Associated Press File Photo / U.S. Rep. Tom Graves' decision in December not to run for re-election in his safe Northwest Georgia district left the race a free-for-all with nine GOP candidates vying in next month's primary.

None of their websites say they like baseball, hot dogs or apple pie, but the nine candidates for the Republican nomination for the United States House seat in Georgia's 14th congressional district claim to have nearly every other all-American attribute.

Several who want to represent the 12 Northwest Georgia counties (Catoosa, Chattooga, Dade, Floyd, Gordon, Haralson, Murray, Paulding, Polk, Walker, Whitfield, and a portion of Pickens counties) say they're small business owners, at least three are military veterans, two have North Georgia roots back to the 18th century and two say they've been Boy Scout leaders. Nearly all claim to be gun rights supporters and Christians, with one saying he's a Sunday school teachers and another a former gospel singer.

One grew up with a widowed mom who was a lunch lady, another was raised on a farm and a third met former President Ronald Reagan, patron saint to today's conservatives, while in high school.

Trumpeting the emblems of their conservative bona fides is not without reason. The district, created by redistricting following the 2010 census, was judged by the 2017 Cook Partisan Voter Index to be the 10th most Republican seat in the country. Indeed, the Cook Political Report, Inside Elections with Nathan L. Gonzales and Larry J. Sabato's Crystal Ball, who all track national political races, rate it as a "solid Republican" or "safe Republican" district for November.

It also has no incumbent, which is why nine GOP candidates are in the June 9 primary (with a likely runoff Aug. 11). The winner will face Democratic Kevin Van Ausdal, an Indiana native who has lived in the district for eight years and says he works in the financial technology industry. The district's incumbent, Tom Graves, surprised his colleagues in December by saying he would not run for a sixth term.

The district gave GOP presidential candidate Mitt Romney 73.2% of the vote in 2012 and Donald Trump 75% of the vote in 2016.

Trump is a shoo-in to win a large majority of the district votes in the fall, so most of the nine prominently mention the president in their advertising or on their website.

For instance, businesswoman Marjorie Taylor Greene says she "100% stands with President Trump and against the left-wing socialists who want to wreck our country." Meanwhile, former Georgia state superintendent of schools John Barge will "work alongside President Trump to drain the liberal swamp," Clayton Fuller points to himself as an actual Trump appointee as a White House fellow, neurosurgeon Dr. John Cowan declares he will "stand with President Trump," businessman Ben Bullock says he'll "support President Trump and his pledge America will never be a socialist country," former state Rep. Bill Hembree says he was "one of the first state lawmakers to actively campaign for Donald Trump" and businessman Matt Laughridge says he's "built hotels and condos like President Trump."
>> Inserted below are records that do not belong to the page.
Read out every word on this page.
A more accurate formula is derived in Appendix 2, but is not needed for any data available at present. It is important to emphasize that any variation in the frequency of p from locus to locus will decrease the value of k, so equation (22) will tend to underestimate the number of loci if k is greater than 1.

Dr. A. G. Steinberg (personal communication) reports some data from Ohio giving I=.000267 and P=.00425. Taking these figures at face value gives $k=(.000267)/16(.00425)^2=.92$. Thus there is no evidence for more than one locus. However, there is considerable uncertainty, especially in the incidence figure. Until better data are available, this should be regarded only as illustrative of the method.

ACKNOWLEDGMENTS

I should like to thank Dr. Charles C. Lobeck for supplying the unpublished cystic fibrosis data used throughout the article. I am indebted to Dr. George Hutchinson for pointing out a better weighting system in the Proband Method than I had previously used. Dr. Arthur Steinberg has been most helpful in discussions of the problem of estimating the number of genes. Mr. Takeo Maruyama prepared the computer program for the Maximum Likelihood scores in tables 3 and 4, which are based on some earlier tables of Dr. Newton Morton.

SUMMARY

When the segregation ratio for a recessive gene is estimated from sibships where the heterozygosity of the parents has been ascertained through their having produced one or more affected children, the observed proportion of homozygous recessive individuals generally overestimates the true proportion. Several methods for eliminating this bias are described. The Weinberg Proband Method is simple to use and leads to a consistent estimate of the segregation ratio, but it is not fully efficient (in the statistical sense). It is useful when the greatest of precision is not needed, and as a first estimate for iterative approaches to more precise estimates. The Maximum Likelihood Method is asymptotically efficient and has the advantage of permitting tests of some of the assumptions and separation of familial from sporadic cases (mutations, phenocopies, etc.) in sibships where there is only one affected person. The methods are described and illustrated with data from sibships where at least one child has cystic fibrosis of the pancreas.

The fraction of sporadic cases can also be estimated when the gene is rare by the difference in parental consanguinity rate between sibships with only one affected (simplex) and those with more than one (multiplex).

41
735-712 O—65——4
Through the first quarter of 2020, Greene had a more than 2-to-1 lead in fundraising over Cowan, her nearest opponent, according to the Federal Election Commission.
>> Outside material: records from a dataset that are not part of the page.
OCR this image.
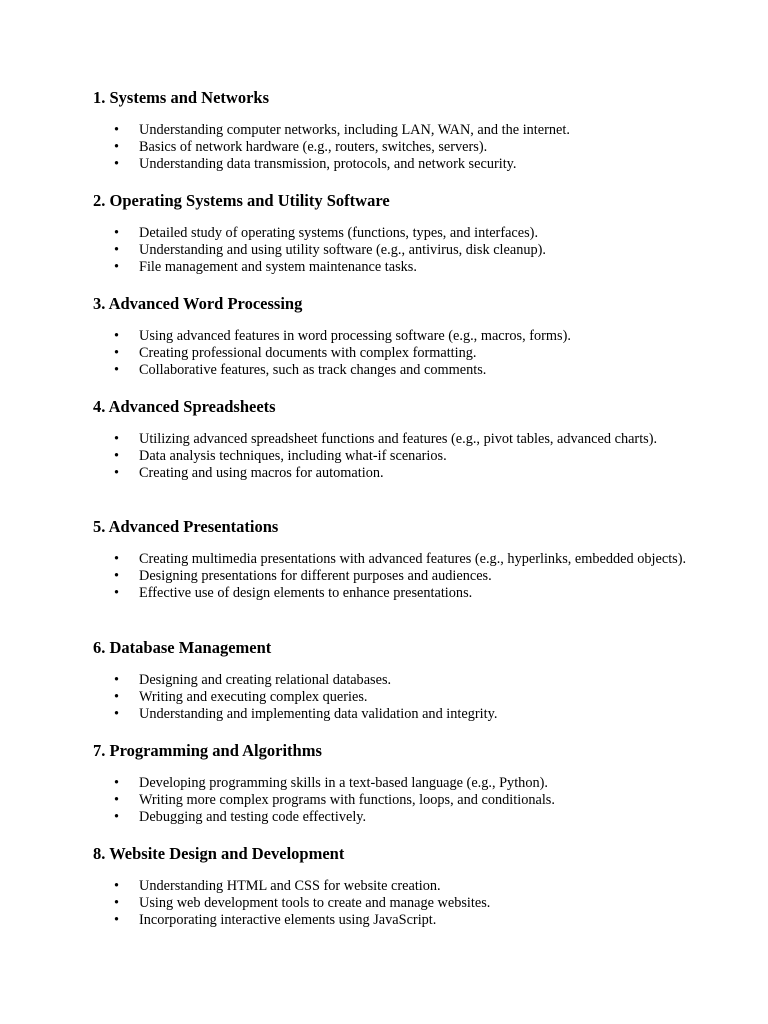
1. Systems and Networks
•	Understanding computer networks, including LAN, WAN, and the internet.
•	Basics of network hardware (e.g., routers, switches, servers).
•	Understanding data transmission, protocols, and network security.
2. Operating Systems and Utility Software
•	Detailed study of operating systems (functions, types, and interfaces).
•	Understanding and using utility software (e.g., antivirus, disk cleanup).
•	File management and system maintenance tasks.
3. Advanced Word Processing
•	Using advanced features in word processing software (e.g., macros, forms).
•	Creating professional documents with complex formatting.
•	Collaborative features, such as track changes and comments.
4. Advanced Spreadsheets
•	Utilizing advanced spreadsheet functions and features (e.g., pivot tables, advanced charts).
•	Data analysis techniques, including what-if scenarios.
•	Creating and using macros for automation.
5. Advanced Presentations
•	Creating multimedia presentations with advanced features (e.g., hyperlinks, embedded objects).
•	Designing presentations for different purposes and audiences.
•	Effective use of design elements to enhance presentations.
6. Database Management
•	Designing and creating relational databases.
•	Writing and executing complex queries.
•	Understanding and implementing data validation and integrity.
7. Programming and Algorithms
•	Developing programming skills in a text-based language (e.g., Python).
•	Writing more complex programs with functions, loops, and conditionals.
•	Debugging and testing code effectively.
8. Website Design and Development
•	Understanding HTML and CSS for website creation.
•	Using web development tools to create and manage websites.
•	Incorporating interactive elements using JavaScript.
Greene touts the backing of U.S. Rep. Jim Jordan, R-Ohio, the House Freedom Fund and Gun Owners of America, and Cowan points to his endorsement by four Georgia state representatives. Kevin Cooke and Hembree each say they are backed by a current Georgia congressman, and Bullock points to a former state senator and a former state representative in his corner.

Interestingly, two of the candidates dropped out of other races to enter the campaign. Bullock, then a resident of Gwinnett County, left the 7th District race in January and later moved to Paulding County, where he said his family has deep roots. Greene, then a resident of Alpharetta, left the 6th District race in December, was the first to declare for the 14th District after Graves' announcement, and later moved into the district in Rome.

The only Republican candidate who lives in the more rural northern half of the district, which extends along the Tennessee border to Murray County in the east and down the Alabama border on the west to Haralson County, is Fuller, who lives in Dade County on Lookout Mountain. Ironically, he also is the only candidate not allowed to personally campaign or raise funds because of his current status as a federally funded member of the Air National Guard.

However, the former White House fellow and former prosecutor in the Lookout Mountain Judicial Circuit is one of at least three District 14 candidates who have made ad buys in the Chattanooga market. The other two who have been seen in frequent campaign ads are Greene and Cowan.

A tag line on one of Fuller's television ads says "On Duty For Us," shows him leaving behind his wife and family for National Guard duty, and explains how he's been called up to help "contain the coronavirus."

Whether he will be able to marshal enough support in the northern half of the district to outdo the vote split by the seven candidates in the more populous southern half remains to be seen. But one thing is clear. The candidate likely to represent the district in the end, according to their words, will be a rock-ribbed conservative and a loyal supporter of Trump.